Improve OCR by SKOS thesaurus or RDF ontology

The free Open Source tool Solr Ontology Tagger extracts words of a Resource Description Format (RDF) ontology and Simple Knowledge Organization System (SKOS) thesaurus to improve automatic text recognition by OCR by adding the words to a custom dictionary (the "user words" list) for the open source optical character recognition tool Tesseract OCR.

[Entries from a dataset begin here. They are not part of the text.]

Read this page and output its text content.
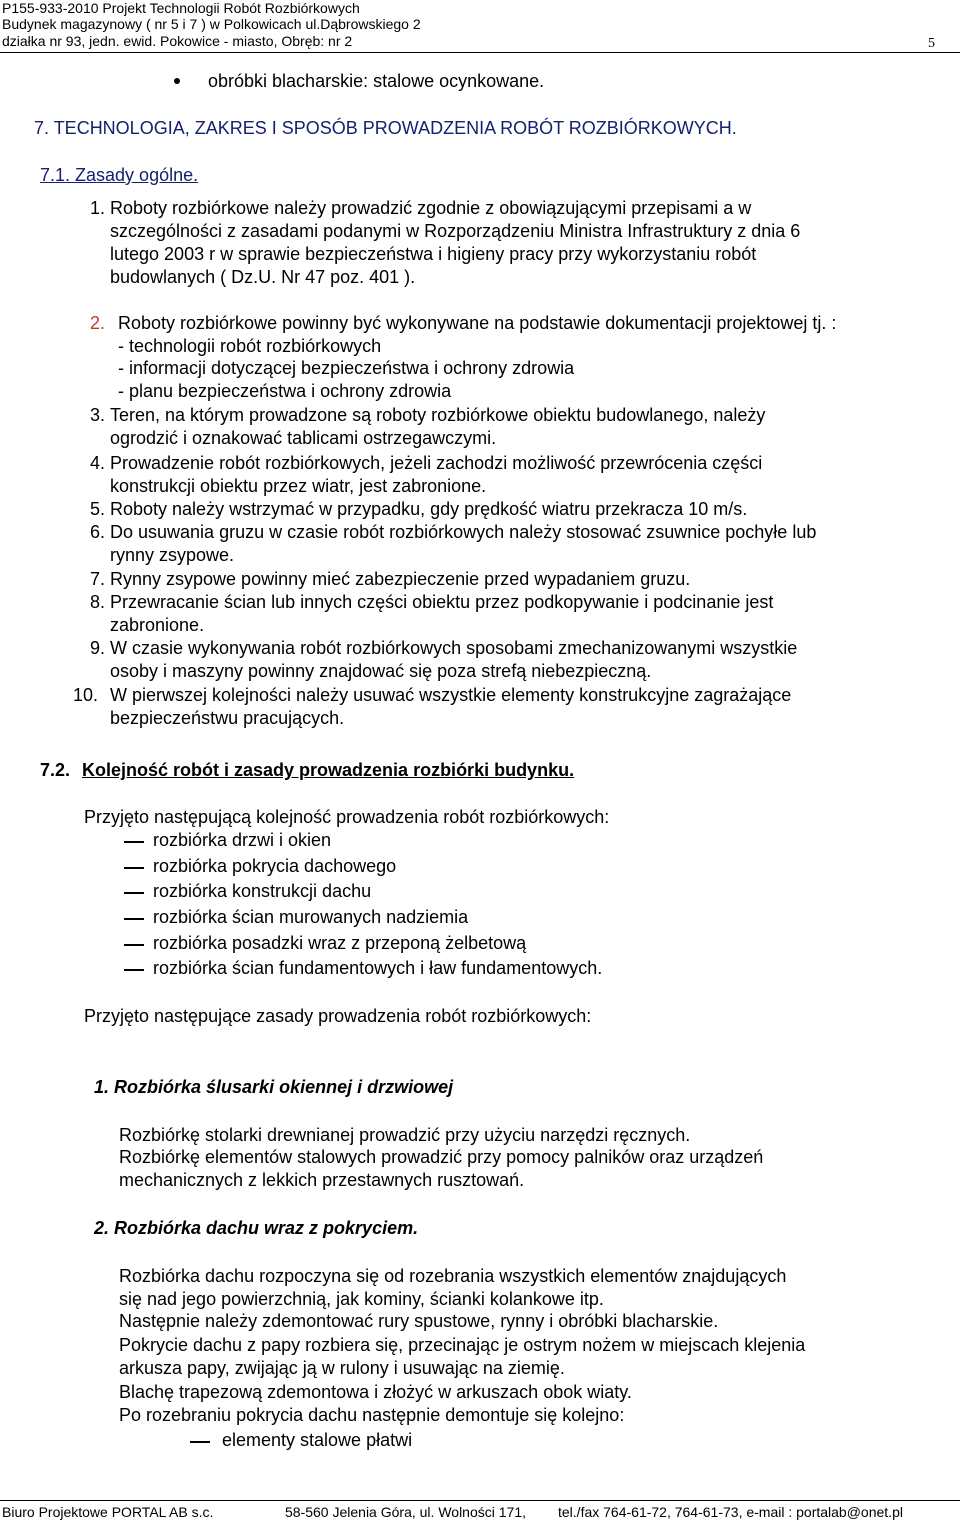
P155-933-2010 Projekt Technologii Robót Rozbiórkowych
Budynek magazynowy ( nr 5 i 7 ) w Polkowicach ul.Dąbrowskiego 2
działka nr 93, jedn. ewid. Pokowice - miasto, Obręb: nr 2	5
obróbki blacharskie: stalowe ocynkowane.
7. TECHNOLOGIA, ZAKRES I SPOSÓB PROWADZENIA ROBÓT ROZBIÓRKOWYCH.
7.1. Zasady ogólne.
1. Roboty rozbiórkowe należy prowadzić zgodnie z obowiązującymi przepisami a w
szczególności z zasadami podanymi w Rozporządzeniu Ministra Infrastruktury z dnia 6
lutego 2003 r w sprawie bezpieczeństwa i higieny pracy przy wykorzystaniu robót
budowlanych ( Dz.U. Nr 47 poz. 401 ).
2. Roboty rozbiórkowe powinny być wykonywane na podstawie dokumentacji projektowej tj. :
- technologii robót rozbiórkowych
- informacji dotyczącej bezpieczeństwa i ochrony zdrowia
- planu bezpieczeństwa i ochrony zdrowia
3. Teren, na którym prowadzone są roboty rozbiórkowe obiektu budowlanego, należy
ogrodzić i oznakować tablicami ostrzegawczymi.
4. Prowadzenie robót rozbiórkowych, jeżeli zachodzi możliwość przewrócenia części
konstrukcji obiektu przez wiatr, jest zabronione.
5. Roboty należy wstrzymać w przypadku, gdy prędkość wiatru przekracza 10 m/s.
6. Do usuwania gruzu w czasie robót rozbiórkowych należy stosować zsuwnice pochyłe lub
rynny zsypowe.
7. Rynny zsypowe powinny mieć zabezpieczenie przed wypadaniem gruzu.
8. Przewracanie ścian lub innych części obiektu przez podkopywanie i podcinanie jest
zabronione.
9. W czasie wykonywania robót rozbiórkowych sposobami zmechanizowanymi wszystkie
osoby i maszyny powinny znajdować się poza strefą niebezpieczną.
10. W pierwszej kolejności należy usuwać wszystkie elementy konstrukcyjne zagrażające
bezpieczeństwu pracujących.
7.2. Kolejność robót i zasady prowadzenia rozbiórki budynku.
Przyjęto następującą kolejność prowadzenia robót rozbiórkowych:
rozbiórka drzwi i okien
rozbiórka pokrycia dachowego
rozbiórka konstrukcji dachu
rozbiórka ścian murowanych nadziemia
rozbiórka posadzki wraz z przeponą żelbetową
rozbiórka ścian fundamentowych i ław fundamentowych.
Przyjęto następujące zasady prowadzenia robót rozbiórkowych:
1. Rozbiórka ślusarki okiennej i drzwiowej
Rozbiórkę stolarki drewnianej prowadzić przy użyciu narzędzi ręcznych.
Rozbiórkę elementów stalowych prowadzić przy pomocy palników oraz urządzeń
mechanicznych z lekkich przestawnych rusztowań.
2. Rozbiórka dachu wraz z pokryciem.
Rozbiórka dachu rozpoczyna się od rozebrania wszystkich elementów znajdujących
się nad jego powierzchnią, jak kominy, ścianki kolankowe itp.
Następnie należy zdemontować rury spustowe, rynny i obróbki blacharskie.
Pokrycie dachu z papy rozbiera się, przecinając je ostrym nożem w miejscach klejenia
arkusza papy, zwijając ją w rulony i usuwając na ziemię.
Blachę trapezową zdemontowa i złożyć w arkuszach obok wiaty.
Po rozebraniu pokrycia dachu następnie demontuje się kolejno:
elementy stalowe płatwi
Biuro Projektowe PORTAL AB s.c.	58-560 Jelenia Góra, ul. Wolności 171, tel./fax 764-61-72, 764-61-73, e-mail : portalab@onet.pl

How to improve OCR of concepts or names in thesaurus or ontology

By the out of the box integration with the Tesseract OCR user word list or custom dictionary, your concepts, words and names of named entities like organizations, places, locations or persons that are important for you so you added them to your thesaurus or which are included in lists of names or ontologies (for example lists of names of relevant persons from internal databases or metadata sources or from open data sources like Wikidata) you defined for faceted search/interactive filters and/or analytics/aggregated overviews are recognized better by OCR of scanned documents, too.

Integrate SKOS Thesaurus or RDF ontology with Tesseract OCR dictionary

Therefore your additional domain knowledge / vocabulary from thesaurus, lists and ontologies is used additional to the default OCR dictionaries by the Tesseract option --user-words /etc/opensemanticsearch/ocr/dictionary.txt.

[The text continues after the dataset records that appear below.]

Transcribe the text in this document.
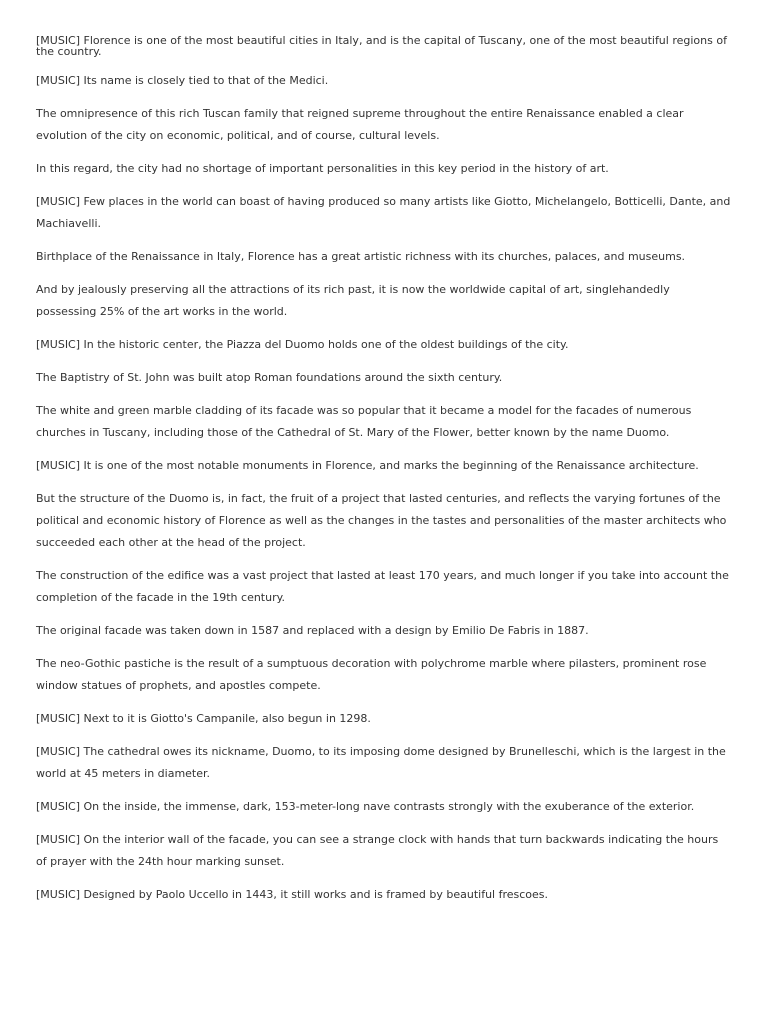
[MUSIC] Florence is one of the most beautiful cities in Italy, and is the capital of Tuscany, one of the most beautiful regions of the country.

[MUSIC] Its name is closely tied to that of the Medici.

The omnipresence of this rich Tuscan family that reigned supreme throughout the entire Renaissance enabled a clear evolution of the city on economic, political, and of course, cultural levels.

In this regard, the city had no shortage of important personalities in this key period in the history of art.

[MUSIC] Few places in the world can boast of having produced so many artists like Giotto, Michelangelo, Botticelli, Dante, and Machiavelli.

Birthplace of the Renaissance in Italy, Florence has a great artistic richness with its churches, palaces, and museums.

And by jealously preserving all the attractions of its rich past, it is now the worldwide capital of art, singlehandedly possessing 25% of the art works in the world.

[MUSIC] In the historic center, the Piazza del Duomo holds one of the oldest buildings of the city.

The Baptistry of St. John was built atop Roman foundations around the sixth century.

The white and green marble cladding of its facade was so popular that it became a model for the facades of numerous churches in Tuscany, including those of the Cathedral of St. Mary of the Flower, better known by the name Duomo.

[MUSIC] It is one of the most notable monuments in Florence, and marks the beginning of the Renaissance architecture.

But the structure of the Duomo is, in fact, the fruit of a project that lasted centuries, and reflects the varying fortunes of the political and economic history of Florence as well as the changes in the tastes and personalities of the master architects who succeeded each other at the head of the project.

The construction of the edifice was a vast project that lasted at least 170 years, and much longer if you take into account the completion of the facade in the 19th century.

The original facade was taken down in 1587 and replaced with a design by Emilio De Fabris in 1887.

The neo-Gothic pastiche is the result of a sumptuous decoration with polychrome marble where pilasters, prominent rose window statues of prophets, and apostles compete.

[MUSIC] Next to it is Giotto's Campanile, also begun in 1298.

[MUSIC] The cathedral owes its nickname, Duomo, to its imposing dome designed by Brunelleschi, which is the largest in the world at 45 meters in diameter.

[MUSIC] On the inside, the immense, dark, 153-meter-long nave contrasts strongly with the exuberance of the exterior.

[MUSIC] On the interior wall of the facade, you can see a strange clock with hands that turn backwards indicating the hours of prayer with the 24th hour marking sunset.

[MUSIC] Designed by Paolo Uccello in 1443, it still works and is framed by beautiful frescoes.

In documents on paper names often in uppercase

Since in many scanned legacy files on paper names are fully written in uppercase and for dumb computers and so OCR an "A" is another char than an "a", this autogenerated custom OCR dictionary / OCR wordlist includes the complete uppercase variant of each name or word, too.

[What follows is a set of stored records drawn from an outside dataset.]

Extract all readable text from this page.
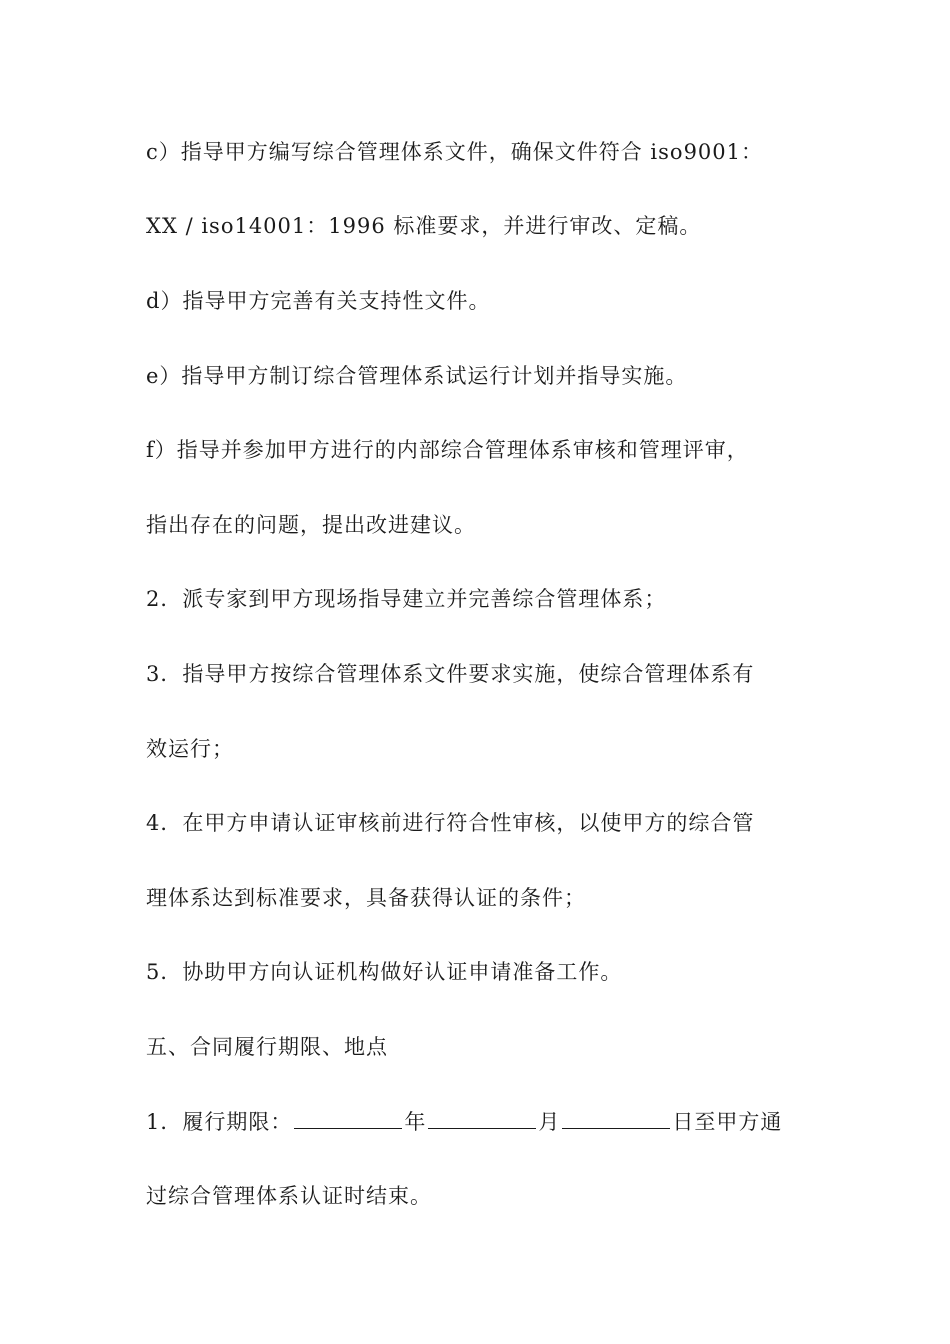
c）指导甲方编写综合管理体系文件，确保文件符合 iso9001：
XX / iso14001：1996 标准要求，并进行审改、定稿。
d）指导甲方完善有关支持性文件。
e）指导甲方制订综合管理体系试运行计划并指导实施。
f）指导并参加甲方进行的内部综合管理体系审核和管理评审，
指出存在的问题，提出改进建议。
2．派专家到甲方现场指导建立并完善综合管理体系；
3．指导甲方按综合管理体系文件要求实施，使综合管理体系有
效运行；
4．在甲方申请认证审核前进行符合性审核，以使甲方的综合管
理体系达到标准要求，具备获得认证的条件；
5．协助甲方向认证机构做好认证申请准备工作。
五、合同履行期限、地点
1．履行期限：	年	月	日至甲方通
过综合管理体系认证时结束。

Open Standards for Thesauruses and Ontologies (RDF & SKOS)

Since using open standards Resource Description Framework (RDF) for ontologies and Simple Knowledge Organization System (SKOS) for thesauri, knowledge bases, lists of entities, ontologies or taxonomies you do not have to add or manage all important names yourself:

Open Data vocabularies like Wikidata

So you can use linked open data sources and databases like Wikidata, the vocabularies of the European Union or the Unesco Thesaurus.

Free Open Source Software (FOSS)

Since the tool and used libraries are free Open Source Software based on Python & rdflib, the full source code is included inside the downloadable packages and hosted on Github.